The prevalence of daily fatigue in COPD has been reported as high as 80 %, and nearly half of COPD patients describe it as their most disabling symptom, affecting cognitive, physical, and psychosocial well-being and quality of life. It worsens with underlying disease severity and predicts higher hospitalization rates [101, 102]. The etiology of fatigue in COPD is incompletely understood, but is most likely multifactorial. Exercise intolerance in patients with COPD has been shown to be predictive of fatigue [103]. In addition, coexistent mood disorders and sleep disorders such as RLS [104] and sleep-disordered breathing (in particular the combination of COPD and OSA, known as the “overlap syndrome,” a common cause of severe nocturnal hypoxemia, sleep disruption, and subsequent EDS) increase the likelihood of fatigue. Severe COPD is also associated with complaints of insomnia and nonrestorative sleep [105]. Treatment of fatigue in COPD is closely linked to the improvement of pulmonary status and comorbid sleep and mood dysfunction. Multidimensional programs that include pharmacotherapy to improve lung function, pulmonary rehabilitation, and CBT for insomnia have shown promising results [106].

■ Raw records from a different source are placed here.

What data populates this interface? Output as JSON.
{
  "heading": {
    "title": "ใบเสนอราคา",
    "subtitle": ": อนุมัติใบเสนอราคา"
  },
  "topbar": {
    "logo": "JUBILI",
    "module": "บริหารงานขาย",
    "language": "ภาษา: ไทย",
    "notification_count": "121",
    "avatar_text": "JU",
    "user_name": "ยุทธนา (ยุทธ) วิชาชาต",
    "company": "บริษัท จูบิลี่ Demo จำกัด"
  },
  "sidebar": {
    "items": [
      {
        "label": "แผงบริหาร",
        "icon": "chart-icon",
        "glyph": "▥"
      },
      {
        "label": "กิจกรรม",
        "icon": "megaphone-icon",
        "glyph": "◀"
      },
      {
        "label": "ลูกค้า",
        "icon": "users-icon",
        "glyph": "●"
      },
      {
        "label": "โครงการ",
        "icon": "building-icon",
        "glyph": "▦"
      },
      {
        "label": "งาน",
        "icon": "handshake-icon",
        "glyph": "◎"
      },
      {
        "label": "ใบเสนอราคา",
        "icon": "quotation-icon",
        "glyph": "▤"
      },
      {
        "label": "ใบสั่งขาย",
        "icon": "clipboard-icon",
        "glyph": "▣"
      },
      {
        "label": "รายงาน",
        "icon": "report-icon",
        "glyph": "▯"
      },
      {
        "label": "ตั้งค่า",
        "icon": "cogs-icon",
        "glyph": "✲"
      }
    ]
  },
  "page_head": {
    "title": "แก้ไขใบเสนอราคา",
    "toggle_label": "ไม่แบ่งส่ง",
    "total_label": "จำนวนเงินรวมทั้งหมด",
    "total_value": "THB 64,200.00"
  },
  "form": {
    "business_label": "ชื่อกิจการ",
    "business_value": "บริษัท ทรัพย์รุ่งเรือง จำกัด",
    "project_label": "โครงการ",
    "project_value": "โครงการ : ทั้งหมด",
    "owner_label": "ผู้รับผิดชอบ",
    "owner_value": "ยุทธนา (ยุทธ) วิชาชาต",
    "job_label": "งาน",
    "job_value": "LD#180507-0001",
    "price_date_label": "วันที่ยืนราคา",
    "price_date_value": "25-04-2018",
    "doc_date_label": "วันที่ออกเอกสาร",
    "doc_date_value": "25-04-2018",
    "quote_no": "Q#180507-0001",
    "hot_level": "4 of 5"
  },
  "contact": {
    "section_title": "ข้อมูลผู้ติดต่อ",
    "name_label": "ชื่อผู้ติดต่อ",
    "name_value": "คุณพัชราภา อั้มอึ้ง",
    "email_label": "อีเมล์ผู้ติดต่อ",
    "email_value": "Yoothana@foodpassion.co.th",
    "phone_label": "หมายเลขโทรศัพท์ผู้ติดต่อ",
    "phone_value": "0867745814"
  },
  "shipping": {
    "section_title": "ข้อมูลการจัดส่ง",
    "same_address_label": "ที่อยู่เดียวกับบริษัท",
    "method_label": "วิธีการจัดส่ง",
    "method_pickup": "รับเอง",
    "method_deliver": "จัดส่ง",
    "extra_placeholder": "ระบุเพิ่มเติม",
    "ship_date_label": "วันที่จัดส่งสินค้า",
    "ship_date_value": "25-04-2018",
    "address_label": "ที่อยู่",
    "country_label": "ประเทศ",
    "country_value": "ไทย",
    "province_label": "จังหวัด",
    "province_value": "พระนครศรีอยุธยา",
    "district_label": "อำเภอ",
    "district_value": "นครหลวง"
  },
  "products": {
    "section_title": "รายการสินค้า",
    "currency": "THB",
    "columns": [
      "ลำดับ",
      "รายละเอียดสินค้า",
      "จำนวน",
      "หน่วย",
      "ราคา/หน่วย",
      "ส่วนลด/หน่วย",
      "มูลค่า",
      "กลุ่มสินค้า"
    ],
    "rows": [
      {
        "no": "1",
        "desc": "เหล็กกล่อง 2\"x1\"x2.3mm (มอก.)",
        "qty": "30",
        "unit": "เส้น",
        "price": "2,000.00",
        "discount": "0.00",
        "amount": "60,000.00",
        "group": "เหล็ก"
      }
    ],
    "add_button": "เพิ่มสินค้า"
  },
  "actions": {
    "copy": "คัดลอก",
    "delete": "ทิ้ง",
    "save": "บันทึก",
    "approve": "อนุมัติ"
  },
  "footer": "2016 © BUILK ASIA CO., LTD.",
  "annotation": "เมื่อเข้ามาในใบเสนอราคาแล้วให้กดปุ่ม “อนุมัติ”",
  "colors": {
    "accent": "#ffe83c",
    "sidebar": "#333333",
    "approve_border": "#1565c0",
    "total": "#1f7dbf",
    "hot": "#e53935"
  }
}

Fatigue is an important symptom in patients with heart failure (HF) including approximating 70–90 % of all patients which adds to the overall debilitation caused by orthopnea, peripheral edema, nocturnal cough, and exertional dyspnea. Fatigue is indicative of a poor prognosis in HF, but a consistent relationship between fatigue and degree of cardiac dysfunction has not been demonstrated [107, 108]. The proposed causes of fatigue in HF include impaired peripheral perfusion during exercise, reduced oxidative capacity of skeletal muscle, impaired muscle strength, and possibly reflex mechanisms associated with alterations in the metabolism of skeletal muscle. However, fatigue may persist despite optimization of cardiac output [109]. Comorbid sleep disorders contribute to fatigue in HF, with sleep-disordered breathing (including primary central apneas and Cheyne–Stokes respirations), nocturia, and insomnia being the most common. In addition, pharmacotherapy of HF, especially with beta-blockers, has been linked to fatigue. Fatigue and depression occur independently in HF [110]. Nonpharmacological interventions such as individualized exercise training programs for all patients with stable CHF may combat fatigue [111].

The debilitating fatigue experienced by patients with chronic renal failure and end-stage renal disease (ESRD) is likely due to multiple chronic metabolic and physical derangements, such as anemia, cachexia, and abnormal calcium and phosphate metabolism. Nearly half of the patients on hemodialysis complain of major fatigue, often associated with depression and poor sleep quality [112]. Primary sleep disorders such as OSA and RLS/PLMS may lead to both insomnia and EDS, worsening fatigue [113]. Optimal treatment of fatigue in ESRD patients on hemodialysis is unclear, but may include strengthening of social support, exercise programs, erythropoietin, and l-carnitine supplementation [114].